Execute LaRA 2 with T-Coffee.

In [None]:
from time import time
from subprocess import run

os.mkdir('lara_tcoffee')
t = time()
for infile in unaligned:
    outfile = 'lara_tcoffee/' + get_name(infile) + '.aln'
    run([LARA_BIN, '-i', infile, '-w', 'pairwise.lib', '-j', '4'], check=True)
    run([TCOFFEE_BIN, '-lib', 'pairwise.lib', '-outfile', outfile], check=True)
    
print('Time: ' + str(time()-t) + ' seconds.')

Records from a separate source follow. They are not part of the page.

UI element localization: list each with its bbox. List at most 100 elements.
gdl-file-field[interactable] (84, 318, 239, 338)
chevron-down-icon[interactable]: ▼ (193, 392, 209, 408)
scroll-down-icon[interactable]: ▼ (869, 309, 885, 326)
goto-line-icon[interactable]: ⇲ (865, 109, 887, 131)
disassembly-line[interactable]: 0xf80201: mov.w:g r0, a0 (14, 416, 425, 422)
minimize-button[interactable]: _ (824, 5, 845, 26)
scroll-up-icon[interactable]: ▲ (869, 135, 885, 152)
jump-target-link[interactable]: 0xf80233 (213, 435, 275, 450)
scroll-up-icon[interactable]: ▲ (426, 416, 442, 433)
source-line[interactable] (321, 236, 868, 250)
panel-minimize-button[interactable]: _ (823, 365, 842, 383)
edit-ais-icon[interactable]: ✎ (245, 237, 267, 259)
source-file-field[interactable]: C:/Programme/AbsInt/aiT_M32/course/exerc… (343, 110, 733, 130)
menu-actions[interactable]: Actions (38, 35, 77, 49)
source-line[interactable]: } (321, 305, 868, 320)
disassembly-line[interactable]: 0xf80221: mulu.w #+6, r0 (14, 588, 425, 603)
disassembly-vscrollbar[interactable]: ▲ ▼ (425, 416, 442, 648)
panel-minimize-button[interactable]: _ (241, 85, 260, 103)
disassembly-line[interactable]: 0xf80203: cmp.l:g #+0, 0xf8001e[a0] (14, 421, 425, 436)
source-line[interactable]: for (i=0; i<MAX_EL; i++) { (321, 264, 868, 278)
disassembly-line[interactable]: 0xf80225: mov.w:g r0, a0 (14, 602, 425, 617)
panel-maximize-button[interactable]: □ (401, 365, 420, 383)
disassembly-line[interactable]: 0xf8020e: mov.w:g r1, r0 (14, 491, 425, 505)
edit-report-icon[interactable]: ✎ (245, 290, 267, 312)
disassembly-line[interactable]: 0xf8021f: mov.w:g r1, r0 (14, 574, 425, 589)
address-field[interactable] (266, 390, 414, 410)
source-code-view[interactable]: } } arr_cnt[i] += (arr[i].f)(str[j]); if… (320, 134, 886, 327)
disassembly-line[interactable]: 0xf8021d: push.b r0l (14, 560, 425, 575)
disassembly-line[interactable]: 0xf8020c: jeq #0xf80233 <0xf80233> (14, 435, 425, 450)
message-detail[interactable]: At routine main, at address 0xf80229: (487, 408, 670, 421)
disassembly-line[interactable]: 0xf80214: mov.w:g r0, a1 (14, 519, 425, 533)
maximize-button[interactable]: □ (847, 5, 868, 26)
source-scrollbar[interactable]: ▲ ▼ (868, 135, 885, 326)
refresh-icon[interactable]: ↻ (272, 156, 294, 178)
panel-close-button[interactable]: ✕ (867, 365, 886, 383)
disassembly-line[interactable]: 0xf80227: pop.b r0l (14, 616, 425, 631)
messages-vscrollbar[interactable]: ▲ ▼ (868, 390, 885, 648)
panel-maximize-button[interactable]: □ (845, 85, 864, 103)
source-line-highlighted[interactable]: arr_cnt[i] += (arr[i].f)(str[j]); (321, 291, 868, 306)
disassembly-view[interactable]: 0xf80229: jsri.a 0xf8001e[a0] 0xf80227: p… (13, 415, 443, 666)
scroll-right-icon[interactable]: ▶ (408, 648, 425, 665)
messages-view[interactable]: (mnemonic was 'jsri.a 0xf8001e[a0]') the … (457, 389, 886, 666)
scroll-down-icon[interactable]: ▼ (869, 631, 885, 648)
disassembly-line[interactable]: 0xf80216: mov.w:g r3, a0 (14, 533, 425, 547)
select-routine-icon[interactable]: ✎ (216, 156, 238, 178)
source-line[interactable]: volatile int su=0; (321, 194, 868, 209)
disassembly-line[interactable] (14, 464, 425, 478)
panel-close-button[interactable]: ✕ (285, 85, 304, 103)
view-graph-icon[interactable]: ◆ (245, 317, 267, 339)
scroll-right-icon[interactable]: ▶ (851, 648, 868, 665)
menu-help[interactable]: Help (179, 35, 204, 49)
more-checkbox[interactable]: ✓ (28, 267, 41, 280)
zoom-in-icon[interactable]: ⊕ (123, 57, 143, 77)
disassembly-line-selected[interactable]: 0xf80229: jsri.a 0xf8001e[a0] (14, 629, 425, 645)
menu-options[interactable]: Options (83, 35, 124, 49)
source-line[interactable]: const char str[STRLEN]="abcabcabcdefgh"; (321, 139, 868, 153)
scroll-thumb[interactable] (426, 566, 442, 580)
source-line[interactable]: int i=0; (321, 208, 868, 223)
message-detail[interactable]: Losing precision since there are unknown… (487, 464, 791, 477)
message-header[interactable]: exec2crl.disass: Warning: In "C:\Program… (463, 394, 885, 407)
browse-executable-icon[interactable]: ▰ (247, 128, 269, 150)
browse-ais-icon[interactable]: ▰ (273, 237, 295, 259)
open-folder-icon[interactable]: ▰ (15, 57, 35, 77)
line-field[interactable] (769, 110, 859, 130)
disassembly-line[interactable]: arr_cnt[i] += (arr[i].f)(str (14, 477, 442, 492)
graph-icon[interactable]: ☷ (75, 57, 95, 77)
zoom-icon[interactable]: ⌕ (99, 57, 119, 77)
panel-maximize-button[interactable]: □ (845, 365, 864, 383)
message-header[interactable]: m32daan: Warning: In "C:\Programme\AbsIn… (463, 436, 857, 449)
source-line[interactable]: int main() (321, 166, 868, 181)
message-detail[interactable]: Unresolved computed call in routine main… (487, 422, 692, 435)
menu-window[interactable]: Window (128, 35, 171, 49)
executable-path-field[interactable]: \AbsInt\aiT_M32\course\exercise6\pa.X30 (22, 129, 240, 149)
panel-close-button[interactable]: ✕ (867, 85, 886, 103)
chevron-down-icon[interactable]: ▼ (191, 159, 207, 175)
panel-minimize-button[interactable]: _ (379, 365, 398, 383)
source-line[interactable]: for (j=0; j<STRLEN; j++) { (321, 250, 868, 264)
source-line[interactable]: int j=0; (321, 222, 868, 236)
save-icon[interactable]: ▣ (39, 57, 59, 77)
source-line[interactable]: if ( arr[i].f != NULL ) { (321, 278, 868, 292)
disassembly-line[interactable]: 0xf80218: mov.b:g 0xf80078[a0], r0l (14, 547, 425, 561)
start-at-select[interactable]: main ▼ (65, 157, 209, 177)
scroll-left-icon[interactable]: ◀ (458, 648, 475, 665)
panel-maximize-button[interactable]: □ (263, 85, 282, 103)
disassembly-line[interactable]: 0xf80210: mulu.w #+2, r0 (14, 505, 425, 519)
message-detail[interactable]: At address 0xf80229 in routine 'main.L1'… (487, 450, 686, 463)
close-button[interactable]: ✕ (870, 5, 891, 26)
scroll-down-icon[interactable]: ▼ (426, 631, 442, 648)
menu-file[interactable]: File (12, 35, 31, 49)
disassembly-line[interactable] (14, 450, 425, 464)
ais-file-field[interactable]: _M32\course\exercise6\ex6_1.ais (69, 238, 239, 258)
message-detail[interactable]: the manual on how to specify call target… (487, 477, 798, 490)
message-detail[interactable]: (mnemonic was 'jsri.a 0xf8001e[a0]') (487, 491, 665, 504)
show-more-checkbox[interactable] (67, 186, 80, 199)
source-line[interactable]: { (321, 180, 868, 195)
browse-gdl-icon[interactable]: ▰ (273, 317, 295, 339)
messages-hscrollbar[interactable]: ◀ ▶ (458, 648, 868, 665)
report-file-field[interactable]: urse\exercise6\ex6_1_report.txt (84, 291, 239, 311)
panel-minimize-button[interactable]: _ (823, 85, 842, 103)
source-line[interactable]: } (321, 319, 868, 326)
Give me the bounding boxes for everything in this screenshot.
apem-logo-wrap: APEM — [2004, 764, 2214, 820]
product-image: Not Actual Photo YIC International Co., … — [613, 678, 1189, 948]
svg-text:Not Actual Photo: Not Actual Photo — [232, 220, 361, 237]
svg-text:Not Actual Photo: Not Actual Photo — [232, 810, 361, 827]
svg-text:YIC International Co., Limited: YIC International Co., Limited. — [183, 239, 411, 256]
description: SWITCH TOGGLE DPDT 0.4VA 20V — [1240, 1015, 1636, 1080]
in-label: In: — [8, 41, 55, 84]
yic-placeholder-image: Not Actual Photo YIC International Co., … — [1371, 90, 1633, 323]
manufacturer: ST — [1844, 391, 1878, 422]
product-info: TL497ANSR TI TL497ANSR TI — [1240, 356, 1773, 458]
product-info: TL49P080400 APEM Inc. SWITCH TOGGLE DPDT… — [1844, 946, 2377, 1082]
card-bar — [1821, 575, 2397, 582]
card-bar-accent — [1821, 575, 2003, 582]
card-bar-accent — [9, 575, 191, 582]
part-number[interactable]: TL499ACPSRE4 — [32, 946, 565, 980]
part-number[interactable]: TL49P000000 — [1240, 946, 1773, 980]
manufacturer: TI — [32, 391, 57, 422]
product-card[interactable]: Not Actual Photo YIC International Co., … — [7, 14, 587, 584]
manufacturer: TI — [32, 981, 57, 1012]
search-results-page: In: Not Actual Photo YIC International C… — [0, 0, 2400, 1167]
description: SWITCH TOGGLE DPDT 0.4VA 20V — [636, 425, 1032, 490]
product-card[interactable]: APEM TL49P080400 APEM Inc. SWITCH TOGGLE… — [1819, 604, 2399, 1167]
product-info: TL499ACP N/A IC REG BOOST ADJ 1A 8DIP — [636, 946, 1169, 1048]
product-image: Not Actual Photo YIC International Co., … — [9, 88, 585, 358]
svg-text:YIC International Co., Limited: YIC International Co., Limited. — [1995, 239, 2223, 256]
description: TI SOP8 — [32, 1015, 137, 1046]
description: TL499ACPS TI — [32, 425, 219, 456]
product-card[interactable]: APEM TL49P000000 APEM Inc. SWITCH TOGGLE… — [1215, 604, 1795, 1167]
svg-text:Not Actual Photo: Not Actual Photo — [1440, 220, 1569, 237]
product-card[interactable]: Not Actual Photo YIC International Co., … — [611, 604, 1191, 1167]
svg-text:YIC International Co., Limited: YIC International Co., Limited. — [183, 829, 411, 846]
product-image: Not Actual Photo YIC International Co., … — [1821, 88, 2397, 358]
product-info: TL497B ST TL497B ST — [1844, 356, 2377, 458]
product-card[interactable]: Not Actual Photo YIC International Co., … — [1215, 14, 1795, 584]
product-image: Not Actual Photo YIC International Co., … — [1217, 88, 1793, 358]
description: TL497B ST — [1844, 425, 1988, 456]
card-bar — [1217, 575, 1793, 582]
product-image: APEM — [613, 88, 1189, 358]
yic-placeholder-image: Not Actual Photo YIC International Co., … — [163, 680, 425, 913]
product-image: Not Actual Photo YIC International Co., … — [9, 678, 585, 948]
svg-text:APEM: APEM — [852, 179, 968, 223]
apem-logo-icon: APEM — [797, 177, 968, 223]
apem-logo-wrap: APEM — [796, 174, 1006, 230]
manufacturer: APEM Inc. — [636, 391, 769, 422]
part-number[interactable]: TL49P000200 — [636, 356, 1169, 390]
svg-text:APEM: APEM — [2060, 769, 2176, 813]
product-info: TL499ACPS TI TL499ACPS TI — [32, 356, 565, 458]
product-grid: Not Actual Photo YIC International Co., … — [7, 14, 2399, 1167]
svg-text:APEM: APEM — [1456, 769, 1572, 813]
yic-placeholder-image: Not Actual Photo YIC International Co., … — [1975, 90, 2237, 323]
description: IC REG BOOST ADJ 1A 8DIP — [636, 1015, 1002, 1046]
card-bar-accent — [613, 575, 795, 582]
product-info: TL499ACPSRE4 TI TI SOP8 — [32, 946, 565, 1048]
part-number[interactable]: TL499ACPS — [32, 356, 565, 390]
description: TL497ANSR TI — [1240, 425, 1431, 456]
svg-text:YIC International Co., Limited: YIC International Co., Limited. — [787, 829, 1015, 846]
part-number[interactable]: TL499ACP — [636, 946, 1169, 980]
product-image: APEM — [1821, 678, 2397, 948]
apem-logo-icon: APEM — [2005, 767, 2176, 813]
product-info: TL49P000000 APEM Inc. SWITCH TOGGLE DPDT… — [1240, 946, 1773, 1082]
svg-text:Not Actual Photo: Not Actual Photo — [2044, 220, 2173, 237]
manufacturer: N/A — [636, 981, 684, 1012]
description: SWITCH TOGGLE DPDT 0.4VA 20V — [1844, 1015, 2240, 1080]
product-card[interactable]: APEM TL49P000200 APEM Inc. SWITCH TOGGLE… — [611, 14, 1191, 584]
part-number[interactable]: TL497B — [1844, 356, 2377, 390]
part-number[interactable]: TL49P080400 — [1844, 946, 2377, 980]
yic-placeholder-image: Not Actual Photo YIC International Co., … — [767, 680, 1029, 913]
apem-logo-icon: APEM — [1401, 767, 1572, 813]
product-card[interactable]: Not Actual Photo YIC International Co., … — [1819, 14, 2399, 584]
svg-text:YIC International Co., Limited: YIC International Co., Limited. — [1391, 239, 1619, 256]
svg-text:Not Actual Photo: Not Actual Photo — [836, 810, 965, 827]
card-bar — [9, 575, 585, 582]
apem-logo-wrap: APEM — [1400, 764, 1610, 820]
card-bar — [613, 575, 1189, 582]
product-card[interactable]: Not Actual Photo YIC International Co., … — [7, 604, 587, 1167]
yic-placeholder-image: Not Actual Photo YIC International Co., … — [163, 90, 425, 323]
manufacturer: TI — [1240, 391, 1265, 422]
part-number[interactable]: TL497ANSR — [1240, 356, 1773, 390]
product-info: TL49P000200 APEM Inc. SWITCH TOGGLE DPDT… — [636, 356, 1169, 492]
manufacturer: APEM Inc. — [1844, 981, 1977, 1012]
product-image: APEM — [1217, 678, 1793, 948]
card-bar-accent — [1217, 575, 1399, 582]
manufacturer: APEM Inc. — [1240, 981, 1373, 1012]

Evaluation of the Sum of Pair Scores (SPS) and Structure Conservation Index (SCI).

In [None]:
from Bio import AlignIO
from re import search

stat_file = open('lara_tcoffee.dat', 'w')
print('alignment_id\t%_id\tSPS\tSCI')

for infile in unaligned:
    alid = get_name(infile)
    ref_file = infile.replace('/unaligned/', '/structural/')
    aln_file = 'lara_tcoffee/' + alid + '.aln'
    fa_file = 'lara_tcoffee/' + alid + '.fa'
    
    # convert T-Coffee output to FastA
    ali = AlignIO.read(aln_file, 'clustal')
    AlignIO.write([ali], fa_file, 'fasta')
    
    # get average sequence identity
    out = run([ALISTAT_BIN, '-q', ref_file], capture_output=True, text=True, check=True).stdout
    avg_id = search('(?<=Average identity:)(\s+)(\d+)(?=%)', out).group(2)
    
    # get SPS
    out = run([COMPALIGN_BIN, '-r', ref_file, '-t', fa_file], capture_output=True, text=True, check=True).stdout
    sps = out.strip()
    
    # get SCI
    out = run([RNAZ_BIN, aln_file], capture_output=True, text=True, check=True).stdout
    sci = search('(?<=Structure conservation index:)(\s+)(\d+.\d+)', out).group(2)
    
    # output
    print(alid + '\t' + avg_id + '\t' + sps + '\t' + sci)
    stat_file.write(alid + '\t' + avg_id + '\t' + sps + '\t' + sci + '\n')
    
stat_file.close()

The output is stored in `lara_tcoffee.dat` and can be plotted e.g. with R.